I started off with my one hour British Media class where we spent most of the time talking about the radio broadcasting system here in England and how commercial (aka independent radio) began and grew since the 70’s. For those who don’t know, the BBC (government run) also has radio stations and up until the 70’s the only stations available were government run ones. While it was interesting to notice the stark differences in the way radio in the U.S. and in Britain began, it was a bit difficult to follow at points. First off, the projector wasn’t working so there were no power point slides to help me keep focused notes. Secondly, the teacher referred to a lot of people and events in British history that I simply had no clue about. As such, about 25% of the information went right over my head.
I rushed from that class to my next class (three buildings over) Performing Arts in London. This is a class only available for study abroad students so it was American student laden. As in 100%. The fairly large classroom was packed, and I would hazard that there were at least 40 people in the class. This was a two hour class but most of it was used playing name games in a large circle. O middle school how I had missed thee. Our professor is an actress and is also a licensed tour guide, so she knows her stuff pretty well. We will be going to see plays, and ballets, and operas in this class so it should be quite fun.
After two hours of very little mental strain I had myself some lunch from a little to-go cafeteria selling sandwiches and chips. Ate that and ventured off to my final class, international journalism.
This subject is my cup of tea. I love global politics and news, I love journalism and I love getting to talk about all that. And while the first class wasn’t all that spectacular, I can tell this will be one of if not the favorite class of the week. This week’s lesson was more of a history of communication lesson than anything so I think I dozed off at some point, but I don’t expect that to be the norm.

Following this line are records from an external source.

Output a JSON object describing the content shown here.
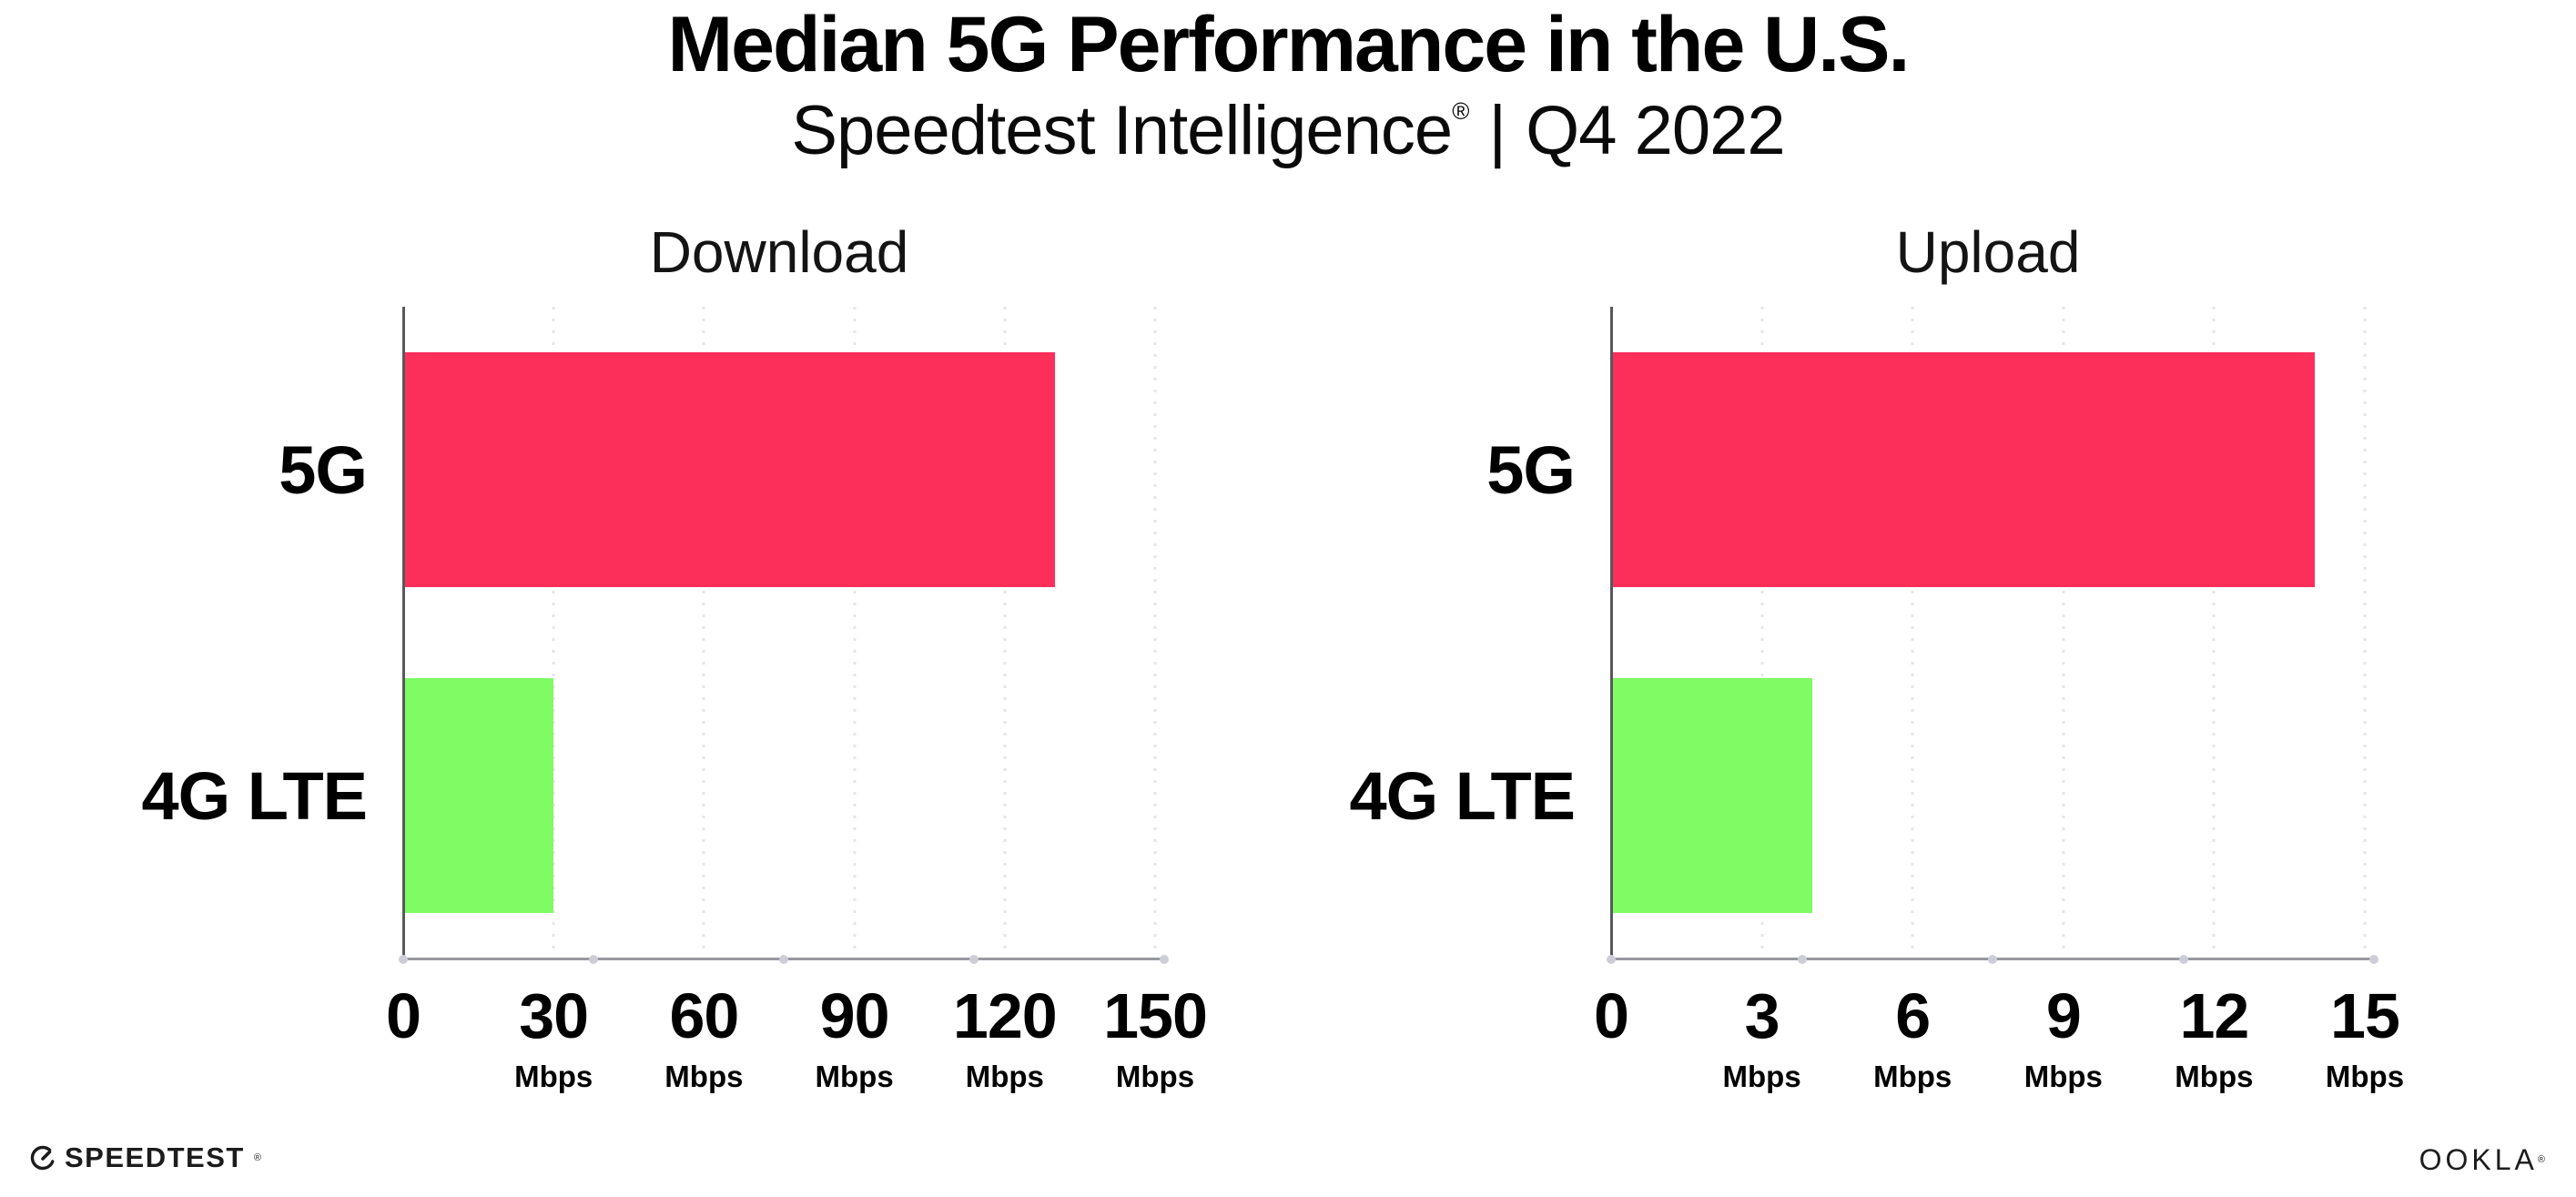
{
  "header": {
    "title": "Median 5G Performance in the U.S.",
    "subtitle": {
      "brand": "Speedtest Intelligence",
      "registered": "®",
      "separator": "|",
      "period": "Q4 2022"
    }
  },
  "chart_data": [
    {
      "type": "bar",
      "orientation": "horizontal",
      "title": "Download",
      "categories": [
        "5G",
        "4G LTE"
      ],
      "values": [
        130,
        30
      ],
      "unit": "Mbps",
      "xlabel": "",
      "ylabel": "",
      "xlim": [
        0,
        150
      ],
      "xticks": [
        0,
        30,
        60,
        90,
        120,
        150
      ],
      "bar_colors": [
        "#fc2e5a",
        "#7ffb63"
      ],
      "grid": "dotted-vertical",
      "legend": "none"
    },
    {
      "type": "bar",
      "orientation": "horizontal",
      "title": "Upload",
      "categories": [
        "5G",
        "4G LTE"
      ],
      "values": [
        14,
        4
      ],
      "unit": "Mbps",
      "xlabel": "",
      "ylabel": "",
      "xlim": [
        0,
        15
      ],
      "xticks": [
        0,
        3,
        6,
        9,
        12,
        15
      ],
      "bar_colors": [
        "#fc2e5a",
        "#7ffb63"
      ],
      "grid": "dotted-vertical",
      "legend": "none"
    }
  ],
  "footer": {
    "speedtest": {
      "label": "SPEEDTEST",
      "registered": "®"
    },
    "ookla": {
      "label": "OOKLA",
      "registered": "®"
    }
  },
  "colors": {
    "bar_5g": "#fc2e5a",
    "bar_4g_lte": "#7ffb63",
    "background": "#ffffff",
    "text": "#000000",
    "axis_line": "#98989f",
    "gridline": "#e4e4ee"
  }
}
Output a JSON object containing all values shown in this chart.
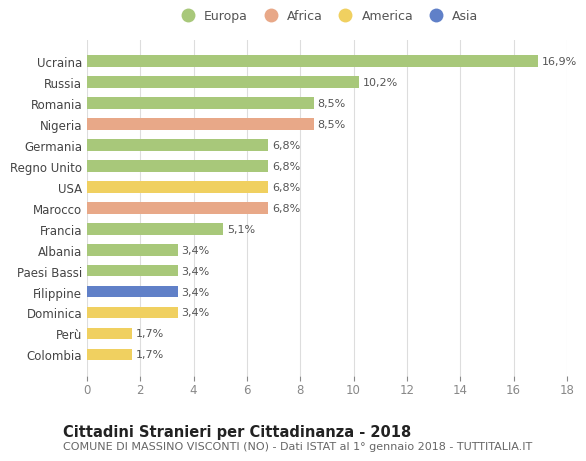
{
  "countries": [
    "Ucraina",
    "Russia",
    "Romania",
    "Nigeria",
    "Germania",
    "Regno Unito",
    "USA",
    "Marocco",
    "Francia",
    "Albania",
    "Paesi Bassi",
    "Filippine",
    "Dominica",
    "Perù",
    "Colombia"
  ],
  "values": [
    16.9,
    10.2,
    8.5,
    8.5,
    6.8,
    6.8,
    6.8,
    6.8,
    5.1,
    3.4,
    3.4,
    3.4,
    3.4,
    1.7,
    1.7
  ],
  "labels": [
    "16,9%",
    "10,2%",
    "8,5%",
    "8,5%",
    "6,8%",
    "6,8%",
    "6,8%",
    "6,8%",
    "5,1%",
    "3,4%",
    "3,4%",
    "3,4%",
    "3,4%",
    "1,7%",
    "1,7%"
  ],
  "continents": [
    "Europa",
    "Europa",
    "Europa",
    "Africa",
    "Europa",
    "Europa",
    "America",
    "Africa",
    "Europa",
    "Europa",
    "Europa",
    "Asia",
    "America",
    "America",
    "America"
  ],
  "continent_colors": {
    "Europa": "#a8c87a",
    "Africa": "#e8a888",
    "America": "#f0d060",
    "Asia": "#6080c8"
  },
  "legend_items": [
    "Europa",
    "Africa",
    "America",
    "Asia"
  ],
  "legend_colors": [
    "#a8c87a",
    "#e8a888",
    "#f0d060",
    "#6080c8"
  ],
  "xlim": [
    0,
    18
  ],
  "xticks": [
    0,
    2,
    4,
    6,
    8,
    10,
    12,
    14,
    16,
    18
  ],
  "title": "Cittadini Stranieri per Cittadinanza - 2018",
  "subtitle": "COMUNE DI MASSINO VISCONTI (NO) - Dati ISTAT al 1° gennaio 2018 - TUTTITALIA.IT",
  "background_color": "#ffffff",
  "bar_height": 0.55,
  "label_fontsize": 8,
  "ytick_fontsize": 8.5,
  "xtick_fontsize": 8.5,
  "title_fontsize": 10.5,
  "subtitle_fontsize": 8,
  "legend_fontsize": 9
}
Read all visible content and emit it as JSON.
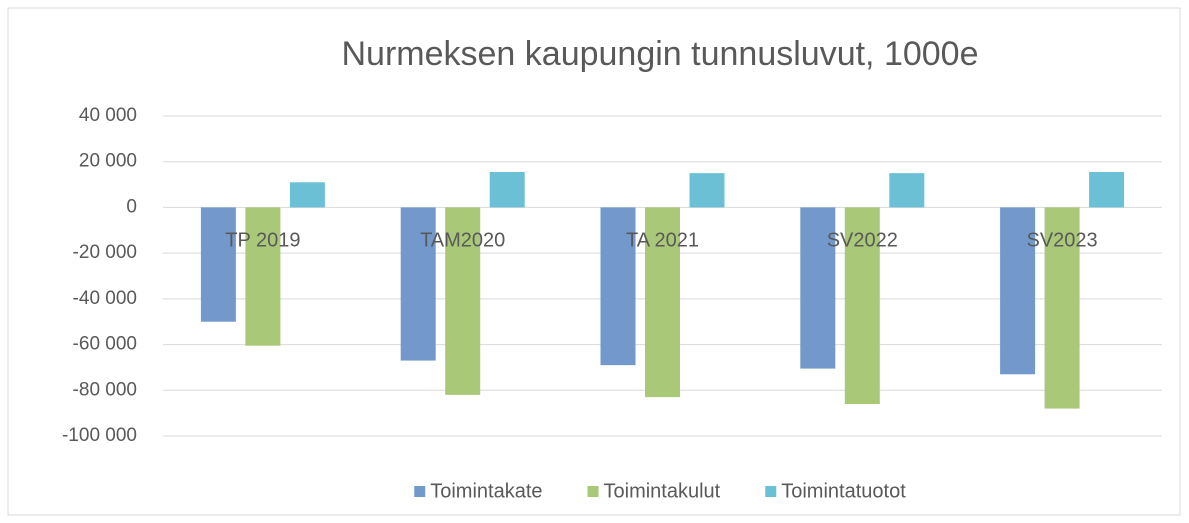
{
  "chart_data": {
    "type": "bar",
    "title": "Nurmeksen kaupungin tunnusluvut, 1000e",
    "categories": [
      "TP 2019",
      "TAM2020",
      "TA 2021",
      "SV2022",
      "SV2023"
    ],
    "series": [
      {
        "name": "Toimintakate",
        "color": "#7399cc",
        "values": [
          -50000,
          -67000,
          -69000,
          -70500,
          -73000
        ]
      },
      {
        "name": "Toimintakulut",
        "color": "#a9c978",
        "values": [
          -60500,
          -82000,
          -83000,
          -86000,
          -88000
        ]
      },
      {
        "name": "Toimintatuotot",
        "color": "#6cc0d6",
        "values": [
          11000,
          15500,
          15000,
          15000,
          15500
        ]
      }
    ],
    "ylim": [
      -100000,
      40000
    ],
    "yticks": [
      {
        "value": -100000,
        "label": "-100 000"
      },
      {
        "value": -80000,
        "label": "-80 000"
      },
      {
        "value": -60000,
        "label": "-60 000"
      },
      {
        "value": -40000,
        "label": "-40 000"
      },
      {
        "value": -20000,
        "label": "-20 000"
      },
      0,
      {
        "value": 20000,
        "label": "20 000"
      },
      {
        "value": 40000,
        "label": "40 000"
      }
    ],
    "grid": true,
    "legend": "bottom"
  }
}
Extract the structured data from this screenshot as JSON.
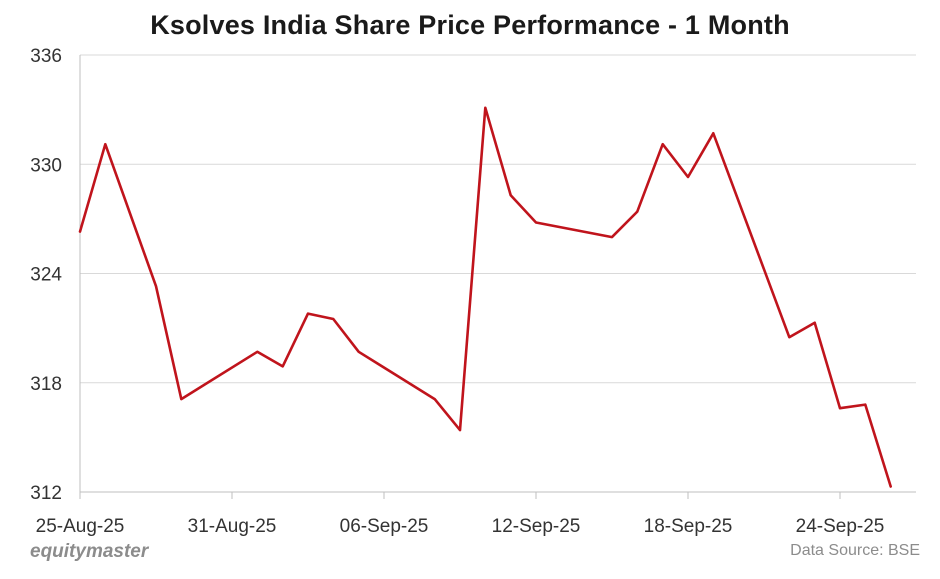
{
  "header": {
    "title": "Ksolves India Share Price Performance - 1 Month"
  },
  "footer": {
    "brand": "equitymaster",
    "source": "Data Source: BSE"
  },
  "chart_data": {
    "type": "line",
    "title": "Ksolves India Share Price Performance - 1 Month",
    "xlabel": "",
    "ylabel": "",
    "ylim": [
      312,
      336
    ],
    "y_ticks": [
      312,
      318,
      324,
      330,
      336
    ],
    "x_ticks": [
      "25-Aug-25",
      "31-Aug-25",
      "06-Sep-25",
      "12-Sep-25",
      "18-Sep-25",
      "24-Sep-25"
    ],
    "xlim": [
      "2025-08-25",
      "2025-09-27"
    ],
    "grid": true,
    "line_color": "#c0141c",
    "series": [
      {
        "x": [
          "2025-08-25",
          "2025-08-26",
          "2025-08-28",
          "2025-08-29",
          "2025-09-01",
          "2025-09-02",
          "2025-09-03",
          "2025-09-04",
          "2025-09-05",
          "2025-09-08",
          "2025-09-09",
          "2025-09-10",
          "2025-09-11",
          "2025-09-12",
          "2025-09-15",
          "2025-09-16",
          "2025-09-17",
          "2025-09-18",
          "2025-09-19",
          "2025-09-22",
          "2025-09-23",
          "2025-09-24",
          "2025-09-25",
          "2025-09-26"
        ],
        "values": [
          326.3,
          331.1,
          323.3,
          317.1,
          319.7,
          318.9,
          321.8,
          321.5,
          319.7,
          317.1,
          315.4,
          333.1,
          328.3,
          326.8,
          326.0,
          327.4,
          331.1,
          329.3,
          331.7,
          320.5,
          321.3,
          316.6,
          316.8,
          312.3
        ]
      }
    ]
  }
}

After classes, I met up with some Marquette peeps and we ate at a restaurant called Tortilla. (Well we actually tried to eat at a bar called Arc that had 2 for 1 pizzas but their oven wasn’t working.) Tortilla sounded like a great deviation from my all sandwich diet, and boy was I correct. I had a splendid steak Burrito that very much resembled a Chipotle burrito. It may seem a bit odd to go all the way to London to eat Mexican food, but let me close with this. Mexican food is the best in the world. The end.